Now that the two have left the outdoor gear industry, they’ve dedicated themselves to a plethora of conservation efforts in South America. And those are all featured at a new, content-rich hub: Tompkins Conservation.
Tompkins Conservation initiatives range across a wide spectrum, from park creation to restoration, ecological agriculture to pure activism. All of it is meant to shift the globalized economy towards many place-based, local economies that reflect balanced relationships between humans and nature.
In 1991, Doug purchased the Reñihué Ranch in Chile, with the intention of setting aside 42,000 protected acres. This conservation effort grew over several years into the creation of Pumalín Park, a public-access 800,000-acre nature reserve.
In 2000, Kris founded Conservacion Patagonica, which is working to create Patagonia National Park and has purchased 200,000 acres in the Chacabuco Valley.
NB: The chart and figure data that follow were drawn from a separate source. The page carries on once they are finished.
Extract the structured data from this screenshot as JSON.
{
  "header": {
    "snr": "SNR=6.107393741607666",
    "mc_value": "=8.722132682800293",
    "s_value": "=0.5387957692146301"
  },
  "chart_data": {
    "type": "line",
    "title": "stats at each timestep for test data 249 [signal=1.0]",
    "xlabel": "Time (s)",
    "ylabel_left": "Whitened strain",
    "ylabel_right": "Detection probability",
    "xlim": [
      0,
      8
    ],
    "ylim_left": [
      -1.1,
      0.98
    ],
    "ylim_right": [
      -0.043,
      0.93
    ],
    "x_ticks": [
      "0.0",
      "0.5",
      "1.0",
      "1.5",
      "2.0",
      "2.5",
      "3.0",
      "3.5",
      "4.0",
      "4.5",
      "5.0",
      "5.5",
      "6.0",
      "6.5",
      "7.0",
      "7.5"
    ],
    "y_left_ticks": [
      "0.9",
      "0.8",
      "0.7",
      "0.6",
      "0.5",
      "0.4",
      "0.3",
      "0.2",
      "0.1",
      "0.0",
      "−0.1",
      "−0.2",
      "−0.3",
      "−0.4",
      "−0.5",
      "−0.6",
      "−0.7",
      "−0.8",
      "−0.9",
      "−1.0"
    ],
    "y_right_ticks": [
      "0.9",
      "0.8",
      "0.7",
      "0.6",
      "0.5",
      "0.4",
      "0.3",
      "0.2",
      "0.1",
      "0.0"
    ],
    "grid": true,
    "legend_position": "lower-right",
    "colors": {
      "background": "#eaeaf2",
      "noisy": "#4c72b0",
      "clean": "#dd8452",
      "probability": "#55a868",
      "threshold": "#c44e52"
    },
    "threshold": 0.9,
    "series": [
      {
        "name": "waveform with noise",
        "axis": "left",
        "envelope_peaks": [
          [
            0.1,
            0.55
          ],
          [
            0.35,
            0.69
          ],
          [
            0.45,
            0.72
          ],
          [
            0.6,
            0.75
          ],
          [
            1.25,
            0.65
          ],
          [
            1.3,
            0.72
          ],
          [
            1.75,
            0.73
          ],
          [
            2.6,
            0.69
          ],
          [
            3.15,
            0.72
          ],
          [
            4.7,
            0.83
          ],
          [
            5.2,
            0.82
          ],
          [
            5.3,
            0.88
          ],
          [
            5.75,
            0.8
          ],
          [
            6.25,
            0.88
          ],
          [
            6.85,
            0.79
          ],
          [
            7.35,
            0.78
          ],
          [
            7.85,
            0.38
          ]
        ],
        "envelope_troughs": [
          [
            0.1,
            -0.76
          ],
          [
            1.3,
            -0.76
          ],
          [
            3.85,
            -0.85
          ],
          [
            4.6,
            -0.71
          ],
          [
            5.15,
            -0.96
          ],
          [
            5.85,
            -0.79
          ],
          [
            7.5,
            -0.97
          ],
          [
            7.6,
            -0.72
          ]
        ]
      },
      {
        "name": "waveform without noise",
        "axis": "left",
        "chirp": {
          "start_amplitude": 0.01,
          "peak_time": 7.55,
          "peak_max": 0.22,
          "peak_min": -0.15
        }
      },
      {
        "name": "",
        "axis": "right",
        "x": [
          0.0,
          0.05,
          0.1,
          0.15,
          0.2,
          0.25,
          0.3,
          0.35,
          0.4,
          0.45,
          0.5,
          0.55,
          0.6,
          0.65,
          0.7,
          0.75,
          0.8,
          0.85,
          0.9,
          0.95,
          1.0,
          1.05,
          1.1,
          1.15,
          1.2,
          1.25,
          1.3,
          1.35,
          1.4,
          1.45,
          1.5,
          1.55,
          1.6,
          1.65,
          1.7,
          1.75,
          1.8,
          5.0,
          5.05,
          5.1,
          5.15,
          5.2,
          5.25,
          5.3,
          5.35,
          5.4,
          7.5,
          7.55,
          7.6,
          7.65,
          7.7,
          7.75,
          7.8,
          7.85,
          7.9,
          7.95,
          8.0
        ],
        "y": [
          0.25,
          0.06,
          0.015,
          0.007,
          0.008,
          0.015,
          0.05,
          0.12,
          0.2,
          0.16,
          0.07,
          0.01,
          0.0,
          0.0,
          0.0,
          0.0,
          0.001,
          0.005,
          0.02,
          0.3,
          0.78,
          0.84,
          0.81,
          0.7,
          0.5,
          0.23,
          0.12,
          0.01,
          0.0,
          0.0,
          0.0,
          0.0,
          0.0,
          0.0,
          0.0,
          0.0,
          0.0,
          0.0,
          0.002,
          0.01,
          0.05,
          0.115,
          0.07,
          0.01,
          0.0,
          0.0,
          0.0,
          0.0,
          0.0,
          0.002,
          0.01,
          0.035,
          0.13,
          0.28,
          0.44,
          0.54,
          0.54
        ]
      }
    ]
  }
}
The Tompkins’ Conservation Land Trust, in partnership with American philanthropist Peter Buckley, purchased 208,000 acres along the Chilean coast, south of Chaiten, in 1994. The parcel expanded and by January 2005 it became the largest privately-owned land to be donated to Chile’s National Park System. Along with surrounding territory, President Ricardo Lagos designated the wilderness as Corcovado National Park. It is currently Chile’s 6th largest park at approximately 726,000 acres, and contains 86 lakes.
Conservation Land Trust has also been working on a proposed Great Iberá Park in Argentina, which would link multiple reserves together to support the region’s ecological integrity. The area abounds with ecotourism opportunities to ensure sound economic gains for the local population.
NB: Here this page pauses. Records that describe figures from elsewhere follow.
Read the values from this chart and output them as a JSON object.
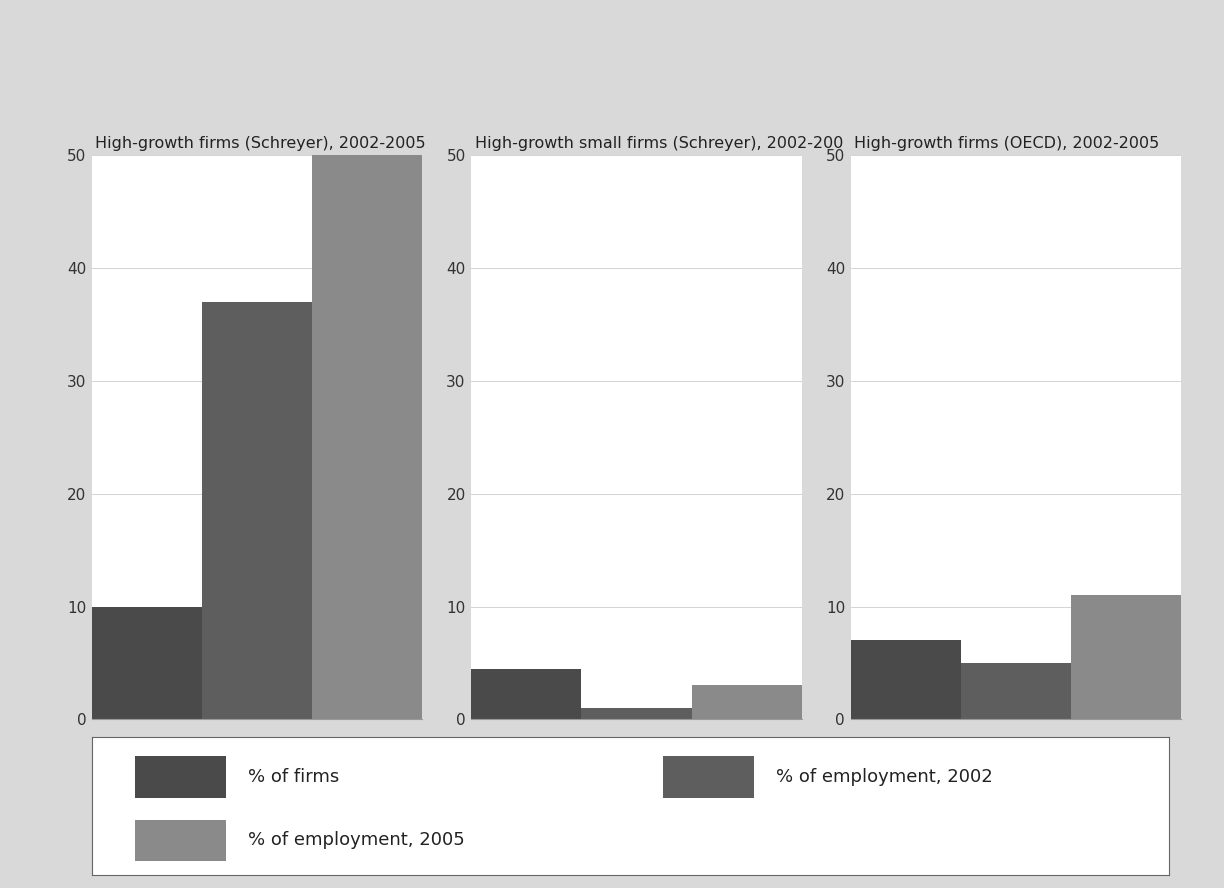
{
  "panels": [
    {
      "title": "High-growth firms (Schreyer), 2002-2005",
      "bars": [
        10,
        37,
        50
      ],
      "ylim": [
        0,
        50
      ]
    },
    {
      "title": "High-growth small firms (Schreyer), 2002-200",
      "bars": [
        4.5,
        1,
        3
      ],
      "ylim": [
        0,
        50
      ]
    },
    {
      "title": "High-growth firms (OECD), 2002-2005",
      "bars": [
        7,
        5,
        11
      ],
      "ylim": [
        0,
        50
      ]
    }
  ],
  "bar_labels": [
    "% of firms",
    "% of employment, 2002",
    "% of employment, 2005"
  ],
  "bar_colors": [
    "#4a4a4a",
    "#5e5e5e",
    "#8a8a8a"
  ],
  "yticks": [
    0,
    10,
    20,
    30,
    40,
    50
  ],
  "background_color": "#d9d9d9",
  "plot_background_color": "#ffffff",
  "panel_background_color": "#f0f0f0",
  "bar_width": 1.0,
  "legend_fontsize": 13,
  "title_fontsize": 11.5
}
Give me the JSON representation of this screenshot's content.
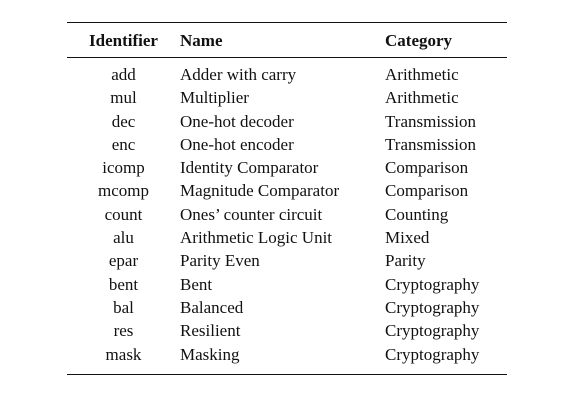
{
  "table": {
    "headers": {
      "identifier": "Identifier",
      "name": "Name",
      "category": "Category"
    },
    "rows": [
      {
        "identifier": "add",
        "name": "Adder with carry",
        "category": "Arithmetic"
      },
      {
        "identifier": "mul",
        "name": "Multiplier",
        "category": "Arithmetic"
      },
      {
        "identifier": "dec",
        "name": "One-hot decoder",
        "category": "Transmission"
      },
      {
        "identifier": "enc",
        "name": "One-hot encoder",
        "category": "Transmission"
      },
      {
        "identifier": "icomp",
        "name": "Identity Comparator",
        "category": "Comparison"
      },
      {
        "identifier": "mcomp",
        "name": "Magnitude Comparator",
        "category": "Comparison"
      },
      {
        "identifier": "count",
        "name": "Ones’ counter circuit",
        "category": "Counting"
      },
      {
        "identifier": "alu",
        "name": "Arithmetic Logic Unit",
        "category": "Mixed"
      },
      {
        "identifier": "epar",
        "name": "Parity Even",
        "category": "Parity"
      },
      {
        "identifier": "bent",
        "name": "Bent",
        "category": "Cryptography"
      },
      {
        "identifier": "bal",
        "name": "Balanced",
        "category": "Cryptography"
      },
      {
        "identifier": "res",
        "name": "Resilient",
        "category": "Cryptography"
      },
      {
        "identifier": "mask",
        "name": "Masking",
        "category": "Cryptography"
      }
    ]
  }
}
Tompkins Conservation identifies the loss of biodiversity as the greatest crisis of our time and emphasizes its undermining of the planet’s ecological health. To tackle these issues, Doug and Kris’ programs have been involved with numerous species and plant restoration projects such as reintroducing locally extinct fauna like the giant anteater, the tapir, the collared peccary, the pampas deer, the ocelote, the giant otter, and the jaguar within the proposed Great Iberá Park.
Other environmental concerns for Tompkins Conservation include the need for pure water, soil care, and investment in local, renewable energy. Agricultural programs in Chile and Argentina involve raising sheep and cattle, producing native forest honey, and growing fruit and vegetables for local consumption.
Along with writer/activist Jerry Mander, Doug established The Foundation for Deep Ecology in 1990, which is based in Sausalito, California, and supports education and advocacy for the natural world through campaigns, publications, and grants.
The Tompkins stress that beauty is intrinsic to our understanding of the natural world. Through recognizing the beauty of natural landscapes, well-designed buildings within parks and communities can be aesthetically pleasing, ecologically responsible and continually inspiring.